Here are Hitchcock’s seven “gotta see” films. If not his seven best, they are seven films that show us what Hitchcock did best: manipulate us gladly.

  1. Psycho (1960)
    The famous shower scene adds new meaning to the idea of invasion of privacy. Not many 50-year-old films hold up as well as this one has.
  2. North by Northwest (1959)
    Cary Grant is superb as the archetypal Hitchcock hero: the innocent man thrust into the wrong place at the wrong time who finds in himself extraordinary strength and ingenuity to overcome the bad guys. How do you survive an attack by a crop duster? Just ask Hitch ... and Cary.
  3. The Birds (1963)
    Mother Nature wreaks havoc on a sleepy California fishing town ... without warning or explanation. Irresistibly creepy. So many birds, so much anger.
  4. Vertigo (1958)
    This time, another everyman hero (played by James Stewart), finding himself caught in another web of deceit and danger, relies on haunted sexual obsession to reveal the truth. No wonder critics 50 years ago were perplexed with Hitchcock’s most complex and, ultimately, intense drama. And why is it that when you find a woman as beautiful as Kim Novak, she has to come with so much psychological baggage?
  5. The 39 Steps (1935)
    Still the most entertaining of Hitchcock’s pre-Hollywood films, The 39 Steps is perfectly cast (with delightful chemistry between Robert Donat and Madeleine Carroll) and almost perfectly paced. A roller coaster ride that’s engrossing throughout.
  6. Rebecca (1940)
    Far from a perfect film, but the supporting actors (most notably, Judith Anderson, George Sanders, C. Aubrey Smith, Reginald Denny and Leo G. Carroll) make this mystery about the first Mrs. DeWinter a delight to watch ... and re-watch. Oh, by the way, Laurence Olivier and Joan Fontaine, in the lead roles, are pretty good, too.

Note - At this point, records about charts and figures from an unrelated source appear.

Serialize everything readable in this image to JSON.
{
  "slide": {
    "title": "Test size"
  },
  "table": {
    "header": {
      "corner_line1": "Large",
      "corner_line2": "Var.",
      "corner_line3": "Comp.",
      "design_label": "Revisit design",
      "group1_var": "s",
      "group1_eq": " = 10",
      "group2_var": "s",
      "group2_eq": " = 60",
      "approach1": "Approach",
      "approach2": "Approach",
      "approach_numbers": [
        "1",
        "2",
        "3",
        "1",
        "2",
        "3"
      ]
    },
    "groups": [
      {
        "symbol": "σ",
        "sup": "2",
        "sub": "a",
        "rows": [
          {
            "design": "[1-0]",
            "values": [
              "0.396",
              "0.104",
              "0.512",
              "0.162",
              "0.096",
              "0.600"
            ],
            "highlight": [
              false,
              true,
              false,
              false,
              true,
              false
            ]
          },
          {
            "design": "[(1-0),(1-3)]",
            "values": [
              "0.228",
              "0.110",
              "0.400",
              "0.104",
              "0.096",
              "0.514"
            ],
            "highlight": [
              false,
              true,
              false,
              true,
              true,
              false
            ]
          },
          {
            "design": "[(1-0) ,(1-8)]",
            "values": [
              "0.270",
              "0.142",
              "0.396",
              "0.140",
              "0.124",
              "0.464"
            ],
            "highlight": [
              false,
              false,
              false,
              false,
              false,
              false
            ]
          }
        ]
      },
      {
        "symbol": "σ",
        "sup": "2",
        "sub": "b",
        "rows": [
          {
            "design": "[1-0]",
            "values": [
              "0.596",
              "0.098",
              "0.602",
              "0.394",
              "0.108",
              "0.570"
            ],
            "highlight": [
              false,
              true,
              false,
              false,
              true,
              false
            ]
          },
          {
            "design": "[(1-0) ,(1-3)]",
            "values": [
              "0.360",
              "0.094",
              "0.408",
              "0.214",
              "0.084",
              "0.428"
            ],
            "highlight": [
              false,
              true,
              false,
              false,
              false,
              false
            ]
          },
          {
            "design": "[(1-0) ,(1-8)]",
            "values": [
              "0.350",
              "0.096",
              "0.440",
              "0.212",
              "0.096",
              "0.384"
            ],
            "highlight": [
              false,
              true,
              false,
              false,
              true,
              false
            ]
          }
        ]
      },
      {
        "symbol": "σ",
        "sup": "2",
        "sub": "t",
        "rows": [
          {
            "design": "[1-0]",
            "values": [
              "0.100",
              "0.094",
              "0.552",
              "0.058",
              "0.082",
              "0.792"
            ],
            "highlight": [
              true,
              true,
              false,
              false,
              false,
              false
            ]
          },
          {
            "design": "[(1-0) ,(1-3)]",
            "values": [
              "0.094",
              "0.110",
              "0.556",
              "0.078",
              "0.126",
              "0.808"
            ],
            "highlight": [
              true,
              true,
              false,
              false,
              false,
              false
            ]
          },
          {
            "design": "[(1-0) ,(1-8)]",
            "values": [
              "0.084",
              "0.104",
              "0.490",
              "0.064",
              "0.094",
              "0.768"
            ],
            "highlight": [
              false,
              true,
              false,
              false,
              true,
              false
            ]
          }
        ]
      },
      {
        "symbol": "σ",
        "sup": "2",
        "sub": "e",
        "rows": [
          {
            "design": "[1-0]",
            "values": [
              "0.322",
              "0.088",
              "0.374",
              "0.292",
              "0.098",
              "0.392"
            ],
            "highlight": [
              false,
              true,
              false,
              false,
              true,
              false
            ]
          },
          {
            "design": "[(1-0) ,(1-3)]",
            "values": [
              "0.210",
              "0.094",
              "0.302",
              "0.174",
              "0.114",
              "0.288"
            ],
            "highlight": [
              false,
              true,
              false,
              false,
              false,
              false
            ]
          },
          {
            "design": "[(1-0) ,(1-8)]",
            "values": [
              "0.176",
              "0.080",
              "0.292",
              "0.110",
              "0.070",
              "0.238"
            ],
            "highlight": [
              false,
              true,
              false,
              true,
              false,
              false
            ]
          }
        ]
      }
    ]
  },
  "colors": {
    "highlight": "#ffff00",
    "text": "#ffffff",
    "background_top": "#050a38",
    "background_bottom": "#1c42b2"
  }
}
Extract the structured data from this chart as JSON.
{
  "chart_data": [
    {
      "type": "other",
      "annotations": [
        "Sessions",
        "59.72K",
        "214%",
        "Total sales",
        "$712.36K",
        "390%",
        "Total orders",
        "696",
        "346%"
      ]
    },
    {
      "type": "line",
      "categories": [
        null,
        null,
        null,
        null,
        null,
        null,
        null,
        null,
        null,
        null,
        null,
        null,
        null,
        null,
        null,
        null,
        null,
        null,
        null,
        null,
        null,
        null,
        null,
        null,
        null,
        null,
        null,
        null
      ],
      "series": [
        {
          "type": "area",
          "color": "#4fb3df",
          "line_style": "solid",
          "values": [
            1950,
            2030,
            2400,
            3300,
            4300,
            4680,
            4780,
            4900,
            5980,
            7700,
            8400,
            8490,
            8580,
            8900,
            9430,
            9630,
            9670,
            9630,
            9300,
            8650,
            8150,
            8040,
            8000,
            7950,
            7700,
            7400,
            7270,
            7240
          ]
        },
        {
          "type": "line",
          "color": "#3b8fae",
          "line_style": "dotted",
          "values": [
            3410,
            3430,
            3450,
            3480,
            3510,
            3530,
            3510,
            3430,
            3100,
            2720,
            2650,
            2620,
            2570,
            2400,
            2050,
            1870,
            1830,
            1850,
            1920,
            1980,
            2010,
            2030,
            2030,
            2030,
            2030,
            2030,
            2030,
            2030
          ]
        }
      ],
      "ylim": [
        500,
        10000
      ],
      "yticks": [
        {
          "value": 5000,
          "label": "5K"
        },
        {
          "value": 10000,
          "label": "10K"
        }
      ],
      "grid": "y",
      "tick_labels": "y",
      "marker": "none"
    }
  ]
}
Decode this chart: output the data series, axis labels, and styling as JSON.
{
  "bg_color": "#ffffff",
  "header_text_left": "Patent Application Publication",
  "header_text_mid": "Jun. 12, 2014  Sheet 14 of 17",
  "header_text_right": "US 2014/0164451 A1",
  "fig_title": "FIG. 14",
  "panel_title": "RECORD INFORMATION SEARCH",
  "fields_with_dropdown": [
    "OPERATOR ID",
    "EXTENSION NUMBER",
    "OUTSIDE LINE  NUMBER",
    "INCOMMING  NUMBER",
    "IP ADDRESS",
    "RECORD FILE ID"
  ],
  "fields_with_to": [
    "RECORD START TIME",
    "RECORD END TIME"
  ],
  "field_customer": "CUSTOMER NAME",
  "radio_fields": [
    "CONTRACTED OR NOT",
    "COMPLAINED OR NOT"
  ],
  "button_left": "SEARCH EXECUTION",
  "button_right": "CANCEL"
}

  7. To Catch a Thief (1955)
    Cary Grant, Grace Kelly and Monaco all look marvelous. This story of a framed cat burglar almost doesn’t deserve to be believed, but Hitchcock and his cast (plus Robert Burks’ Oscar-winning cinematography) pull it off.

Did you know...
that Jessie Royce Landis appeared in two Hitchcock films during her career, both of which are on this list? She played Cary Grant’s mother in North by Northwest, and was Grant’s future mother-in-law in To Catch a Thief. She also made one guest appearance on Alfred Hitchcock Presents.